On a high level the lender reported that wholesale funding costs creeped marginally higher in the "lead up to the Christmas period and into January", with lending volumes in the "Australia Division" declining over the quarter, and the housing portfolio contracting 0.2%.
According to the lending regulator APRA, Australia's total home loan lending growth over calendar 2018 was 4.2%, with ANZ's home loan portfolio up 1%. ANZ's investor loans fell 3.8%, with owner occupier loans up 3.5% over the year.
Many predicting an Australian house price crash have claimed that the mass switch of interest only loans to principal and interest loans over 2019 could act as a crash catalyst.
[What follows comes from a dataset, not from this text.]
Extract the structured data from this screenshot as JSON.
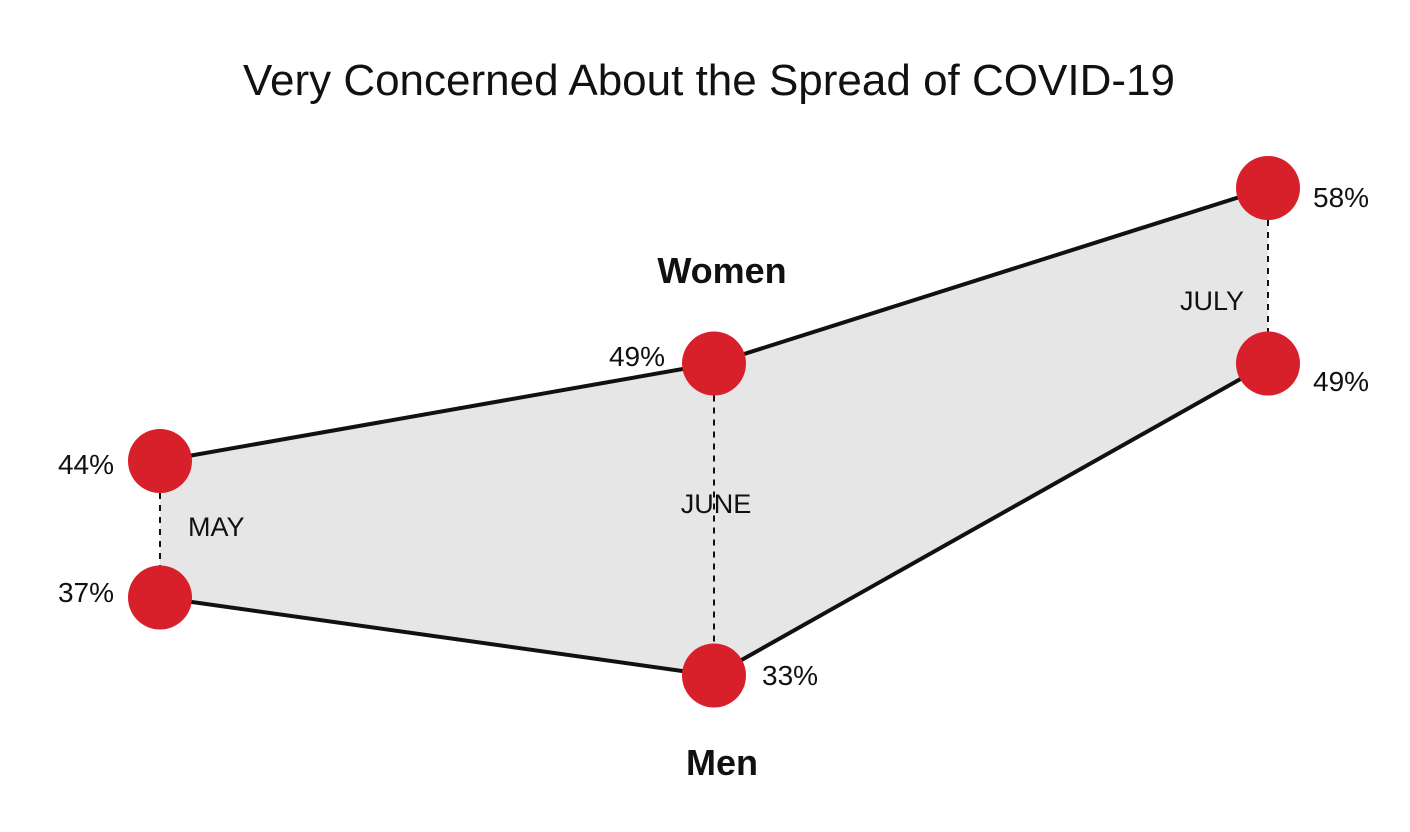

Today ANZ reported that $6.8 billion of its loans made the switch over the quarter compared to "$5.8 billion per quarter on average of the 8 quarters from Q117 to Q418".
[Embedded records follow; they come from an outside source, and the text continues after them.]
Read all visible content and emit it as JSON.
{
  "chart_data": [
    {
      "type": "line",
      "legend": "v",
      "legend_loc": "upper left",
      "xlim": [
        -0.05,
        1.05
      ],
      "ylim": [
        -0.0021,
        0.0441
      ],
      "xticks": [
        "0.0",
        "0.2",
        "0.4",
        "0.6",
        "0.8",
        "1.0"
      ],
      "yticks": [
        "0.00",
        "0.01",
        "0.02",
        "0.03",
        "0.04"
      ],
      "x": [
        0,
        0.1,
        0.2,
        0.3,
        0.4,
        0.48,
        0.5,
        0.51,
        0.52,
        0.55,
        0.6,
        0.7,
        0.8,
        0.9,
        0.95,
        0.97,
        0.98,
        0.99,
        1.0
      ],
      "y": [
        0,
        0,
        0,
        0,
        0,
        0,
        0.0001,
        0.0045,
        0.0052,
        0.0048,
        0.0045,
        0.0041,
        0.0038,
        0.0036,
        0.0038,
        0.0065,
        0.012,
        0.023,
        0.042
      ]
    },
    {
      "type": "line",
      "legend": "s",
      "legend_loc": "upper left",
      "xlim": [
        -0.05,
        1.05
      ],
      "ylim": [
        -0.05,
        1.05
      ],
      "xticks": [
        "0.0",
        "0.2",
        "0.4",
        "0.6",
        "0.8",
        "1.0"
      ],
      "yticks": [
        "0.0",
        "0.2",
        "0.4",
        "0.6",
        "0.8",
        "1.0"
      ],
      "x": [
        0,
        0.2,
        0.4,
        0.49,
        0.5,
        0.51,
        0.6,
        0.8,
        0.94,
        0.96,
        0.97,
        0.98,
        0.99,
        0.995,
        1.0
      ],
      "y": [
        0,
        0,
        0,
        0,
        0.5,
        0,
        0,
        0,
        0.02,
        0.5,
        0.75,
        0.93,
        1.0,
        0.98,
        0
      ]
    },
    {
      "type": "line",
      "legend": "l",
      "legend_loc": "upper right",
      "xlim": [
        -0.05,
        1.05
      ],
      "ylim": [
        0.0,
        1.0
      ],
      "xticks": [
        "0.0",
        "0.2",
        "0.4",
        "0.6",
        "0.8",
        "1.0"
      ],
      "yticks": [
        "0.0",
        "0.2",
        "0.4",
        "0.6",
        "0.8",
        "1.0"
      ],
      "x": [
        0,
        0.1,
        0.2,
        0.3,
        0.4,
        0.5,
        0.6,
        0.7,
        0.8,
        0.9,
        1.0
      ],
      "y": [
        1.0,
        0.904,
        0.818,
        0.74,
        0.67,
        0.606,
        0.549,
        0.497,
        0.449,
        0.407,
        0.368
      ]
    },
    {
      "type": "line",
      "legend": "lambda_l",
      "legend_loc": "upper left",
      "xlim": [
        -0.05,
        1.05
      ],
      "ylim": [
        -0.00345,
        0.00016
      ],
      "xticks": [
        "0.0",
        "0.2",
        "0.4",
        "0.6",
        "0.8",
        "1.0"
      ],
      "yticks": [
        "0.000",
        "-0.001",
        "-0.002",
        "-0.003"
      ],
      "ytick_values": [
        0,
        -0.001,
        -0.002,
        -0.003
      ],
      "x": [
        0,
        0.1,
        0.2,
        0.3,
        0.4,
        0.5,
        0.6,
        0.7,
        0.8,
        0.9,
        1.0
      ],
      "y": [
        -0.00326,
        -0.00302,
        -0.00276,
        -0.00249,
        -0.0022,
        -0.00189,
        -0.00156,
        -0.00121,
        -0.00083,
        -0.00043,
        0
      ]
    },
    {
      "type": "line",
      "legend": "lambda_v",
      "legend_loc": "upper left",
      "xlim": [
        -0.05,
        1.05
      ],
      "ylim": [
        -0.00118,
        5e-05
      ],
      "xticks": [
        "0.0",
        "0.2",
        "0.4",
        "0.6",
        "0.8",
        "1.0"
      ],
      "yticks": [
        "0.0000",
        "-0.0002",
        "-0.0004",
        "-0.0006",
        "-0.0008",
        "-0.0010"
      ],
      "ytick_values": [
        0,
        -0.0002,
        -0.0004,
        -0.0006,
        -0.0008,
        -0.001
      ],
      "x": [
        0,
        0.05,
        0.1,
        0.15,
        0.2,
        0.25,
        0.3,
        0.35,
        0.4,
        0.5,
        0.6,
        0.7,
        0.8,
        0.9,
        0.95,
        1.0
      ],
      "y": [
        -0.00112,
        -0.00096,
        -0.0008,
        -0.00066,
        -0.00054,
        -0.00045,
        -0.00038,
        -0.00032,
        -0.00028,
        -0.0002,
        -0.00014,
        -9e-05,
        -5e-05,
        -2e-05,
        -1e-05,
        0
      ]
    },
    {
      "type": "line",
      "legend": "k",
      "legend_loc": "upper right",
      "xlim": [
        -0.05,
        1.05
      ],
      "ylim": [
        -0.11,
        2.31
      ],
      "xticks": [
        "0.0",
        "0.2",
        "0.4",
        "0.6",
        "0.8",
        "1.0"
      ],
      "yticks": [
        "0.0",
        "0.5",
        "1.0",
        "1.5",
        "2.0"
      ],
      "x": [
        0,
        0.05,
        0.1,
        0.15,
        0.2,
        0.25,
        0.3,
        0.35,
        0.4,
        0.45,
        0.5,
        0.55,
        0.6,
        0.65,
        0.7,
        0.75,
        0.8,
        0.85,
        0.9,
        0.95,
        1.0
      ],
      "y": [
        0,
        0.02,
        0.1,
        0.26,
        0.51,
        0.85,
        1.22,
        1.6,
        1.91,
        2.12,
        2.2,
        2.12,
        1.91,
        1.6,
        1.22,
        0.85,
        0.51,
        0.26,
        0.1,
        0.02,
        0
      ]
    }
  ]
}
However, what effect this switch to higher repayments for more leveraged investors has on bad debts is yet to feed through to the data.
ANZ provided some backwards charts showing how "delinquent home loans" or those where borrowers were more than 90 days' late in making repayments were steadily growing, but only very marginally, with "delinquent" owner-occupier loans actually declining for the quarter ending December 2018.
Source: ANZ Bank Presentation, Feb 19, 2019.
Interested investors or home owners can take a look at more info in the presentation available on the ASX's website.
ANZ's CEO also stated the bank may have been "overly cautious" in considering lending limits recently in response to the Royal Commission and other regulatory problems with an admission that it would now look to lift lending volumes to investors.
Other major banks are also in the black today, with Commonwealth Bank of Australia (ASX: CBA) up 0.8% to $71.57 and National Australia Bank Ltd (ASX: NAB) up 1.8% to $24.66.